Treeser is correct. If you are determined to use a tiller, you must make sure you dont hard pack the soil just under where you are tilling. It will turn it into a big pot, not allowing water to drain down.
 
Since most rototillers only go 12", dig that much out and then till. If your really ambitious, dig that too out and till again. Not necessarily amending that much, just breaking it up.

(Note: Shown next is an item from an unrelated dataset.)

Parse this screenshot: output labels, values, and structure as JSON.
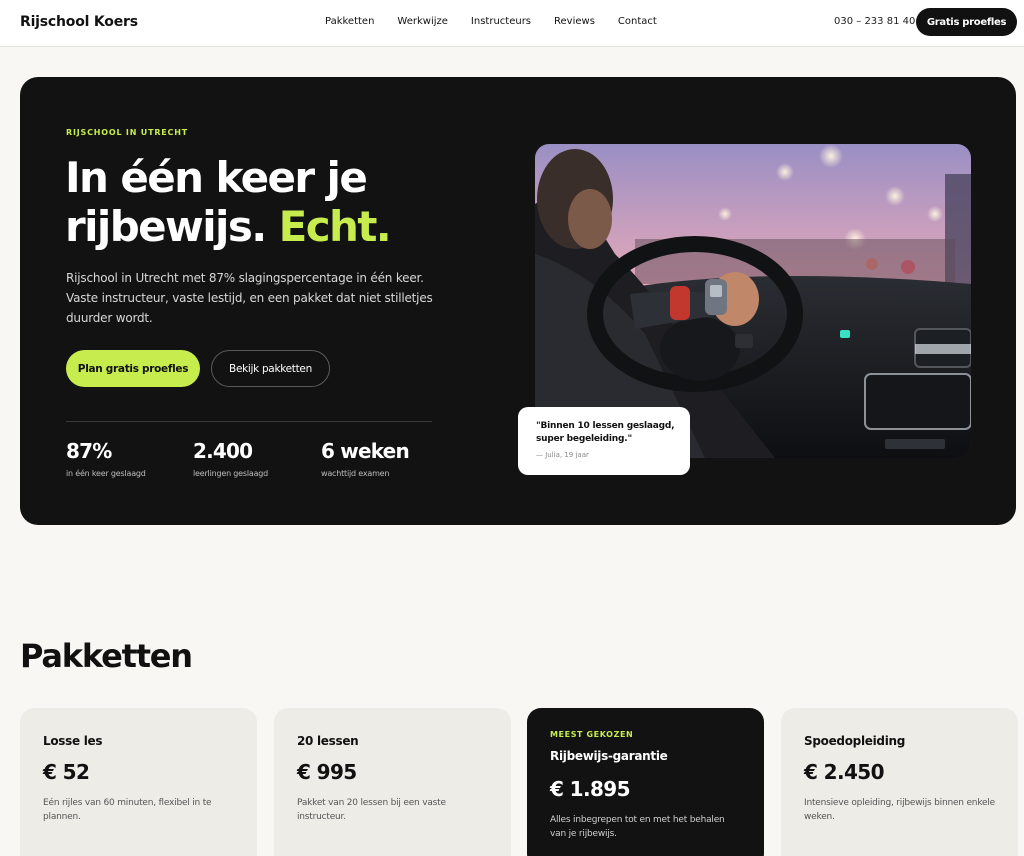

And Id keep the peat moss out of the bottom.
 
Peat moss is used for two things, acidifying high pH soils, and increasing water holding properties of dry soils.
The problem is in predicting how big an area of soil to amend. The original poster wants to amend an area 5 or 6 feet wide, which is great for a tomato plant, but a tree?
Fixing up a small lot of soil will invite the roots to stay there forever. Roots are as lazy as people, they take the path of least resistance. If you fix up a 3 foot hole, the roots will circle around in that 3 foot area until it's so full of roots they have to go elsewhere. By then, the tree will be in decline.
If you are planting a tree, and you want it to last along time, do not amened the soil! The exception is, if you can amened the soil in an area as wide as the tree's root zone at mature age. Otherwise, only add amendments at the surface!

This is all meaningless, because the tree is planted too deep. I don't know how much too deep, but I am confident it is too deep.
Look for a natural widening of the trunk, just as it meets the soil, if you carefully remove the soil, you will see first order roots growing out horizontally. If not, it's too deep.
Google "girdling roots" for more on the subject.
The next big problem is watering. Either you're doing it too much, or too little. Soak your tree well, then water it again when a finger poked into the original soil that came with your tree is just dried out.
Here in WI, it might be a week, down by you, it might be a day.
Even with all the advice, the provenance of a HD tree is unknown to the buyer. Good luck. :laugh:
 
Oaks

My sister lived in that area for a bit and there are some brutal soils around there. Have you checked Ph of area that tree would live in, before amendment? Whats are light levels? If you get a tree from HD then I would also get a lawn chair and a garden hose and a hand pruner and sit down and untwine the roots as they are most certainly in a circle. It will be a bare root tree when your done and plant as such.

PS. Mike your dead on on oak wilt down there....... but it will give someone a injection job hopefully. And ash tree in Wisco? No problem here.....yet!
 
Don't water it every day. Keeping it wet can be bad. Let it dry good before watering again. Say once a week maybe if no rain. Good advice above, I like your plans for a large root zone.